Rule Breakers (Guttentag, 2025)
Rule Breakers is a tough film to criticize without sounding like a grinch or a jerk. Nevertheless…
The Afghan Girls Robotics Team or Afghan Dreamerz would, one thinks, be a group whose story writes itself. Maybe that is part of the problem. The film’s structure and story beats are indistinguishable from Rudy or Cool Runnings or Bend It Like Beckham or The Mighty Ducks, and while are heroines are indeed plucky underdogs, the genre feels slight when it comes to conveying the nature and extent of their obstacles.
A sports or competition narrative needs an antagonist, a symbolic embodiment of what the heroines are overcoming. Here, of course, the actual antagonist is the Taliban, the creators and rulers of a country that makes it nearly impossible for women to learn or for families to support and praise them when they do. But those obstacles feel invisible, more spoken about than seen. It is a film that does a lot of telling rather than showing. And even when it does show — such as a scene where a Dreamer is chastised by her father for signing a boy’s T-shirt at an international competition, the weight of consequences never quite feels real. The actors are professional and capable, but at no point did I suspend disbelief and feel as though I was watching characters rather than actors.
I was interested in Rule Breakers primarily because of the subject matter. Previous Angel Studio films that I had watched — Surprised by Oxford and The Sound of Freedom — had left me with the impression that it was a Christian film studio. But the film’s website presents “Christian” as one genre only, stating that its mission is “to inspire, uplift, and unite through meaningful storytelling.”
There is nothing wrong with uplift, but if one’s goal is to engender a particular emotion (or particular positive emotions) one tends to produce a lot of stories with little nuance, and it’s rare that the emotion lands as hard as it might if it were delivered with more complex storytelling.

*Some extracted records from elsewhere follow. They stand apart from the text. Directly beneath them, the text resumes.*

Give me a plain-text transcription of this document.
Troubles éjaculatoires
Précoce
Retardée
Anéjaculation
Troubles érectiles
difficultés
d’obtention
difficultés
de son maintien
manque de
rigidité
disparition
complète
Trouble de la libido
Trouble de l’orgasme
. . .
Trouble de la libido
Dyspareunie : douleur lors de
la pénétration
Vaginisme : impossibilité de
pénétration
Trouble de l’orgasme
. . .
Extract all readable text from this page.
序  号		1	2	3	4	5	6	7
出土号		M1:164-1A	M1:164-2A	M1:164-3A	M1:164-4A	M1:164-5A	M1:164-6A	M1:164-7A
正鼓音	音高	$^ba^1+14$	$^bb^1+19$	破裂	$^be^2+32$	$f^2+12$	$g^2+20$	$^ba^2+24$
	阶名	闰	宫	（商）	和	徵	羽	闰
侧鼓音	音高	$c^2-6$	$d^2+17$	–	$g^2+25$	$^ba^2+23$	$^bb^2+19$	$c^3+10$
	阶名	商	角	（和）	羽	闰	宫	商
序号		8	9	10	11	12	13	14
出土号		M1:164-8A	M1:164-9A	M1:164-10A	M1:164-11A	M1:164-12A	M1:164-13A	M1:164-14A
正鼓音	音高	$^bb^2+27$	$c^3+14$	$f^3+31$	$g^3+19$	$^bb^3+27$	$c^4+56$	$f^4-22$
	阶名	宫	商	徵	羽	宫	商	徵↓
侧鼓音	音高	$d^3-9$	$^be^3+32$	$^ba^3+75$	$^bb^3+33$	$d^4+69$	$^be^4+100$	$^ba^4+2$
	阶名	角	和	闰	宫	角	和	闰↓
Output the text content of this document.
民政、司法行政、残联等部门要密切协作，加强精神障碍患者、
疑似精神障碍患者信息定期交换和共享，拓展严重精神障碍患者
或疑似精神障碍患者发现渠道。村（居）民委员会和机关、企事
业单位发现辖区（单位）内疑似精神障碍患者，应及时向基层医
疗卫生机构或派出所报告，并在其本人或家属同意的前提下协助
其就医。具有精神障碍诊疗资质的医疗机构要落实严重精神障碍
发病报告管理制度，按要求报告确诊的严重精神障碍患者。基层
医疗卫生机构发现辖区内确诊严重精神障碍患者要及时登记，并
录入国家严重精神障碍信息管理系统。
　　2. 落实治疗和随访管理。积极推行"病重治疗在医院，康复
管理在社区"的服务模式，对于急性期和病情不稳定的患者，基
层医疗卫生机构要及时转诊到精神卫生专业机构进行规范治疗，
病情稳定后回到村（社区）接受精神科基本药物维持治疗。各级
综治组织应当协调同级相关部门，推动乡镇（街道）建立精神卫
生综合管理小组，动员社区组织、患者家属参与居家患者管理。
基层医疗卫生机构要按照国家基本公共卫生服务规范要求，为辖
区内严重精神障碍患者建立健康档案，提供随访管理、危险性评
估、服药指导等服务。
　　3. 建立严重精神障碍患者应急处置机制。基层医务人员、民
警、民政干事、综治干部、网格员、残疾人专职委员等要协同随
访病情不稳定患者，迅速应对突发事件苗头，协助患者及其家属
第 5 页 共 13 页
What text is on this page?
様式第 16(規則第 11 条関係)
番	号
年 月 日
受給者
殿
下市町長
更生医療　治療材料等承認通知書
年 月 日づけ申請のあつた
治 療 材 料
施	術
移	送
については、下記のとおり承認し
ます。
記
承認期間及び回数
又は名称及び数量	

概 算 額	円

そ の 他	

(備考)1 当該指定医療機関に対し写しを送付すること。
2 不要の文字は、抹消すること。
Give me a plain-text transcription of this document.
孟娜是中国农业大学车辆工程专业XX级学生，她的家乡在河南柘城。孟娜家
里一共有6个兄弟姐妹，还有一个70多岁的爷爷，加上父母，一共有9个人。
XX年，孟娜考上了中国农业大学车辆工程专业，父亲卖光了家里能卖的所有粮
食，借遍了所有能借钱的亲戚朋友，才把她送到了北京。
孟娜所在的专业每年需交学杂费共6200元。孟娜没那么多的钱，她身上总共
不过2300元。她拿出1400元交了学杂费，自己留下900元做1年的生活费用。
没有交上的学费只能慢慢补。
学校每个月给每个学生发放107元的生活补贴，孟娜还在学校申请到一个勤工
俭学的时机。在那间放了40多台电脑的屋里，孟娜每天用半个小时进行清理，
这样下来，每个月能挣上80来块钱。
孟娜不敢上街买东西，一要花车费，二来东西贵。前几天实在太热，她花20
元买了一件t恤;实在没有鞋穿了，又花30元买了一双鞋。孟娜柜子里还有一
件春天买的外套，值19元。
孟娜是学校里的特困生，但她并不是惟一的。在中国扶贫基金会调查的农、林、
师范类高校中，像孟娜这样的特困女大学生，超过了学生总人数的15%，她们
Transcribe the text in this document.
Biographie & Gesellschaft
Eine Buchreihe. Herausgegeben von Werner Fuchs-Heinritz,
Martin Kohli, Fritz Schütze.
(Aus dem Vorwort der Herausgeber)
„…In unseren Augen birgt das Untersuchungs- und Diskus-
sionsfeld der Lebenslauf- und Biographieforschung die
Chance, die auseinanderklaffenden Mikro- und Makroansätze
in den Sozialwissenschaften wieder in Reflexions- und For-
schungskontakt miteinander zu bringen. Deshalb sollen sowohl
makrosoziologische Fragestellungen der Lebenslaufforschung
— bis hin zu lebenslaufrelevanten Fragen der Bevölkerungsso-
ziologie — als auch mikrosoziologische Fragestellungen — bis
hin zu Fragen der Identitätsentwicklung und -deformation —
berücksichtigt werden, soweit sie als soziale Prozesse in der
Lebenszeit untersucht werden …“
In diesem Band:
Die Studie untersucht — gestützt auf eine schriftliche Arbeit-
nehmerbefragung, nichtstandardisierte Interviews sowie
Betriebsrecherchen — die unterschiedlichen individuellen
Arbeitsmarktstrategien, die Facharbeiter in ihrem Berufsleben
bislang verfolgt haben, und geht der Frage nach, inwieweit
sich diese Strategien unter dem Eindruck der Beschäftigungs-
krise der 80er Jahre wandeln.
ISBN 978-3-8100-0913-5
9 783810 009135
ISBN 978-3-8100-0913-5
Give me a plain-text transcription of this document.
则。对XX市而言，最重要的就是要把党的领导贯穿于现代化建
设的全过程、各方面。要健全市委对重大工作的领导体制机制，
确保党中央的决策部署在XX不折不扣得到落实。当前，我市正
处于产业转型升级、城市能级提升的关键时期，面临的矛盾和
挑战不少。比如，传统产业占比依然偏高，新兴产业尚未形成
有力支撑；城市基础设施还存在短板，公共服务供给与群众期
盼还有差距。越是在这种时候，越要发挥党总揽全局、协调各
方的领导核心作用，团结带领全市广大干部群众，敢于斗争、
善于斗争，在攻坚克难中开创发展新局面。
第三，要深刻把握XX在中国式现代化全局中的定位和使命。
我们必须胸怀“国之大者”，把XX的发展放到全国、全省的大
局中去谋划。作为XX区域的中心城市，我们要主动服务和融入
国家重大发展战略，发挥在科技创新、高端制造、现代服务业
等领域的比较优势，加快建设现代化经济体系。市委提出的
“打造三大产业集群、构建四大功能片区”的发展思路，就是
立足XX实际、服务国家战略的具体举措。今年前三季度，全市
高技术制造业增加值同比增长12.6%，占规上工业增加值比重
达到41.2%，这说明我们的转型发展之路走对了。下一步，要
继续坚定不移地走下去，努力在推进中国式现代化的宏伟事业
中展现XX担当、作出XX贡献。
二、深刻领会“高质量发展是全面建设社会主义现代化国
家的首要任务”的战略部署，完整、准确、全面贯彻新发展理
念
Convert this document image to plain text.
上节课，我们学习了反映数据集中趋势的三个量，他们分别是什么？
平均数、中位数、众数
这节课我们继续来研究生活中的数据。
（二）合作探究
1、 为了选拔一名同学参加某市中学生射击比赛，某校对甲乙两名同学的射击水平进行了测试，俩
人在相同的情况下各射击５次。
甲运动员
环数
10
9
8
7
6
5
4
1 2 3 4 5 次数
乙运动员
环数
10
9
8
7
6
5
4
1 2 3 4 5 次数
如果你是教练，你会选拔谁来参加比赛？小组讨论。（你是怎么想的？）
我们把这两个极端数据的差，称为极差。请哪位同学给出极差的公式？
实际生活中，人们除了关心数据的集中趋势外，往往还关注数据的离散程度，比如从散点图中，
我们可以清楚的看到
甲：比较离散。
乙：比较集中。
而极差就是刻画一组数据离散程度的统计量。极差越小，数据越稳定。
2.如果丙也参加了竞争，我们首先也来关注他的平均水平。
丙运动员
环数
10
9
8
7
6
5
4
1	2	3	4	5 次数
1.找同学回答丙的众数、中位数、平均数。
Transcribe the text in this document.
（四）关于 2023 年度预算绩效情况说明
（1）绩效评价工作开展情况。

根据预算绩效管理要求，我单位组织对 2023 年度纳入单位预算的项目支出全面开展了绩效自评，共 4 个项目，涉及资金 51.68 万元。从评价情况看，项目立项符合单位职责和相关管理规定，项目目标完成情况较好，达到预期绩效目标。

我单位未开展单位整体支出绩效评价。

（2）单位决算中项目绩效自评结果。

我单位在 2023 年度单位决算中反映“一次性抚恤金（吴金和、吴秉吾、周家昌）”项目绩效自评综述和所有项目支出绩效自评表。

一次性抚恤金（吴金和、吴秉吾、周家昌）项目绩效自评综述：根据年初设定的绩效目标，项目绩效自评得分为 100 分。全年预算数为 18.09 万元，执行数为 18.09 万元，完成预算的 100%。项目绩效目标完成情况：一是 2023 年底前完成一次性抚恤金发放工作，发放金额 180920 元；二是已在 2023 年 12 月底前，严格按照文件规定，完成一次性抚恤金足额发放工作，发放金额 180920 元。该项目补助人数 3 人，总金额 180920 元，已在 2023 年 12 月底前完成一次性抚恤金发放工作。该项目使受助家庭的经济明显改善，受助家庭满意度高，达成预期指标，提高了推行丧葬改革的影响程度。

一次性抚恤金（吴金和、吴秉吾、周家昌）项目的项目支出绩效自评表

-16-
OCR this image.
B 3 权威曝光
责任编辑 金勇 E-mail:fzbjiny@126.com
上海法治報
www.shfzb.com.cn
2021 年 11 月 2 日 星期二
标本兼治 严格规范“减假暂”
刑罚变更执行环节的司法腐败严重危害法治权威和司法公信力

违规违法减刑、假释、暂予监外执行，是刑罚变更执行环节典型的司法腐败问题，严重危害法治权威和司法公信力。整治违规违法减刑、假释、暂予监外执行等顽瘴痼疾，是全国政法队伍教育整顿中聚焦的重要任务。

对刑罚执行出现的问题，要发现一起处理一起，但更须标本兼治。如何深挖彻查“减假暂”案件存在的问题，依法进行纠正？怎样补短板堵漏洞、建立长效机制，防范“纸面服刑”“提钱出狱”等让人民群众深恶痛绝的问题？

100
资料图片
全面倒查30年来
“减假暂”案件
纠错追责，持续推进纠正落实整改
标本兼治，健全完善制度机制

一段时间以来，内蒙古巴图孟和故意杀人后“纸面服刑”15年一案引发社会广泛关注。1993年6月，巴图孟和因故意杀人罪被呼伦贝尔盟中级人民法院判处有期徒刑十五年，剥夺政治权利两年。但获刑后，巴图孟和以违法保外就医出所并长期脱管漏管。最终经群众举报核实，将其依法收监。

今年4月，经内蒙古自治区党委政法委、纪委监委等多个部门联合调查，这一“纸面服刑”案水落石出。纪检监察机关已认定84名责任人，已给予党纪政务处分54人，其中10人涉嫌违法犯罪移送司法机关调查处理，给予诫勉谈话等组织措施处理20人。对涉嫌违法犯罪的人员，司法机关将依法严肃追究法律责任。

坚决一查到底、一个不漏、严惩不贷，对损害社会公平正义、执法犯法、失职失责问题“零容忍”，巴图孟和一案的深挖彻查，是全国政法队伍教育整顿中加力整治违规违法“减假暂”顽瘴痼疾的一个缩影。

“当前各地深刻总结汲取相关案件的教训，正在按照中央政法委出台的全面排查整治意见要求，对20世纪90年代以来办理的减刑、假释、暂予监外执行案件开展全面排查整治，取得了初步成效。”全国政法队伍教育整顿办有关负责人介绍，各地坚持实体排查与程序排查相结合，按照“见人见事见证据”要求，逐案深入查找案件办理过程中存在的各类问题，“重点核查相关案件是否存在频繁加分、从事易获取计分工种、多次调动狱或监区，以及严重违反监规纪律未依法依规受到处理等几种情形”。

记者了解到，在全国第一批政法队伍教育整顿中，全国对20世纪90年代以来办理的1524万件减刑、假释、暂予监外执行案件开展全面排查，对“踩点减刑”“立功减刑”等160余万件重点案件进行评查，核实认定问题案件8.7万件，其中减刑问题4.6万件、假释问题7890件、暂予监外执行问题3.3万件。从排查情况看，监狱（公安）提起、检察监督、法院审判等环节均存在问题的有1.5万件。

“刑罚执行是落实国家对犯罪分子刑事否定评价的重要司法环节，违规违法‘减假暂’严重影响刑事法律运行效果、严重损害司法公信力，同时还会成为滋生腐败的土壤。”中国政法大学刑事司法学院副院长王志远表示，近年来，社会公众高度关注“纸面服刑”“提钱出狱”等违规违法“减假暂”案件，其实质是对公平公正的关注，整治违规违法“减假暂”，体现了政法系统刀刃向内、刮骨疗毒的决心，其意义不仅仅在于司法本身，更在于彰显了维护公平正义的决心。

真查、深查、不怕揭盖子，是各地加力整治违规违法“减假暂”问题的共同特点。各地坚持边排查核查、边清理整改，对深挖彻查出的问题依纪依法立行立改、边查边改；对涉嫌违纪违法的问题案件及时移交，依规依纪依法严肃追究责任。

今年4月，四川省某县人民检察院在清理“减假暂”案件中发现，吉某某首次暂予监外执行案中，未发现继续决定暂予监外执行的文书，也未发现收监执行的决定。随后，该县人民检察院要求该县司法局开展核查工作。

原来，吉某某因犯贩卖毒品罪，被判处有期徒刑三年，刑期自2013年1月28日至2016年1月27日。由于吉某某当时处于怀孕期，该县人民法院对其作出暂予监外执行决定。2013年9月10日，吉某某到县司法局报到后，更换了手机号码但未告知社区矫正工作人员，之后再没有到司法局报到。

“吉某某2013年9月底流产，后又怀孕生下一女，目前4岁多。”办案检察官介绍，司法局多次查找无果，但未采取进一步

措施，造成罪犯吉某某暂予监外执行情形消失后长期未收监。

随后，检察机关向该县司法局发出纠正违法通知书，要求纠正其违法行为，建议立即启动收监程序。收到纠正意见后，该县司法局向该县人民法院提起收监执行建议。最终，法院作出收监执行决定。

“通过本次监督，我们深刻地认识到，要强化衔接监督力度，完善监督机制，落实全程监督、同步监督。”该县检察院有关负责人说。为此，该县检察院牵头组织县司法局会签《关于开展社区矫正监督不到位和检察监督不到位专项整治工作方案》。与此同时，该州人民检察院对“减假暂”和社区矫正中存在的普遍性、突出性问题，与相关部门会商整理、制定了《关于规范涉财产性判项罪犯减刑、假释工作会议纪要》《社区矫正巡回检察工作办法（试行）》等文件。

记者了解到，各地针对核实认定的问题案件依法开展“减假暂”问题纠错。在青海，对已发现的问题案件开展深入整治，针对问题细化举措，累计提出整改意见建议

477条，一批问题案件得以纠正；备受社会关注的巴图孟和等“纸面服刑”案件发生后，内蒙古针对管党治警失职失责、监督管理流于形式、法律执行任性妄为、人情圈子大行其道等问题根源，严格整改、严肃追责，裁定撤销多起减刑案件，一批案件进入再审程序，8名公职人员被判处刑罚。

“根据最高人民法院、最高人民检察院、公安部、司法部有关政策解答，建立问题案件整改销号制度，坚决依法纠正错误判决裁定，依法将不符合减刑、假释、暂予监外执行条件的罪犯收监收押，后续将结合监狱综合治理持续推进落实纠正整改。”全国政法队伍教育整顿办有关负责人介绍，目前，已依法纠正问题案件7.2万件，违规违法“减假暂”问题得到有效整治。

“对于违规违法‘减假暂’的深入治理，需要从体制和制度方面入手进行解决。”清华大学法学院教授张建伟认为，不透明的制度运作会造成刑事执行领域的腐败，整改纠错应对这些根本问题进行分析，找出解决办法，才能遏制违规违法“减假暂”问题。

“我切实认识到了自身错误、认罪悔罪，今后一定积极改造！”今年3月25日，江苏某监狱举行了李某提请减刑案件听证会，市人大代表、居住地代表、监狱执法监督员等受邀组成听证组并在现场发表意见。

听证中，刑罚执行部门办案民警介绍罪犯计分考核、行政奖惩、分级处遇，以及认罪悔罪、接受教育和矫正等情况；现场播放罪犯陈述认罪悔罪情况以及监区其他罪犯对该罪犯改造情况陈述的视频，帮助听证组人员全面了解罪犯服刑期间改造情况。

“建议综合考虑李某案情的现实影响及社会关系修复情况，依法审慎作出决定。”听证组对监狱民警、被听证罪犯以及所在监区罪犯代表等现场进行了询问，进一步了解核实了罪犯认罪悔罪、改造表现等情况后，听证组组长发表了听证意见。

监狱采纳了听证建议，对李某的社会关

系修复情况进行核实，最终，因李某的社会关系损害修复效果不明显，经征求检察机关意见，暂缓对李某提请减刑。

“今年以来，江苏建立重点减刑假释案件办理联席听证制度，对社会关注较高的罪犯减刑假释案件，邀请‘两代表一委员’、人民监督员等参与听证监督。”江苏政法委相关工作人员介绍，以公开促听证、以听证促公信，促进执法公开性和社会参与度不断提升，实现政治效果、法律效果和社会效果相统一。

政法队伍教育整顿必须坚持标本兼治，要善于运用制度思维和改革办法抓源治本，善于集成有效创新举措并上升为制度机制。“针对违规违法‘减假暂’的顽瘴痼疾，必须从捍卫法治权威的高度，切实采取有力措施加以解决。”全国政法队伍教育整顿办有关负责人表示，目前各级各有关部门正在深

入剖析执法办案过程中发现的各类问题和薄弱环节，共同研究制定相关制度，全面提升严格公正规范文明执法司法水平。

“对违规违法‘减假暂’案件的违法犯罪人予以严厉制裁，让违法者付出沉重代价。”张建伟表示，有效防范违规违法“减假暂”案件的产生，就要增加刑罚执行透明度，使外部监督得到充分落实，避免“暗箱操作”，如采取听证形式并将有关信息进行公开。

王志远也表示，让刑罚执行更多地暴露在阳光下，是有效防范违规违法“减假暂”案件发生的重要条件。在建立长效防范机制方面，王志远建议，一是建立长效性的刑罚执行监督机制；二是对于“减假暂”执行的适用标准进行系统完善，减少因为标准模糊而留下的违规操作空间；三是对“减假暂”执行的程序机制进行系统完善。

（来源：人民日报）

I appreciate that Angel Films appears to be seeking and serving an audience a little broader than the white, anglo-saxon, protestant, American one that appears to have an endless appetite for obsequious faith-based films that only broadly resemble the world I live in. But I’m still waiting for that commitment to uplift to be matched by an equal commitment to artistic quality. Sometimes the truth is not uplifting, and sometimes I am uplifted by art that is truthful about the pain and ugliness people like the Dreamers have to overcome just to participate in events the rest of us might take for granted.
Rule Breakers will be playing in select theaters beginning March 6, 2025.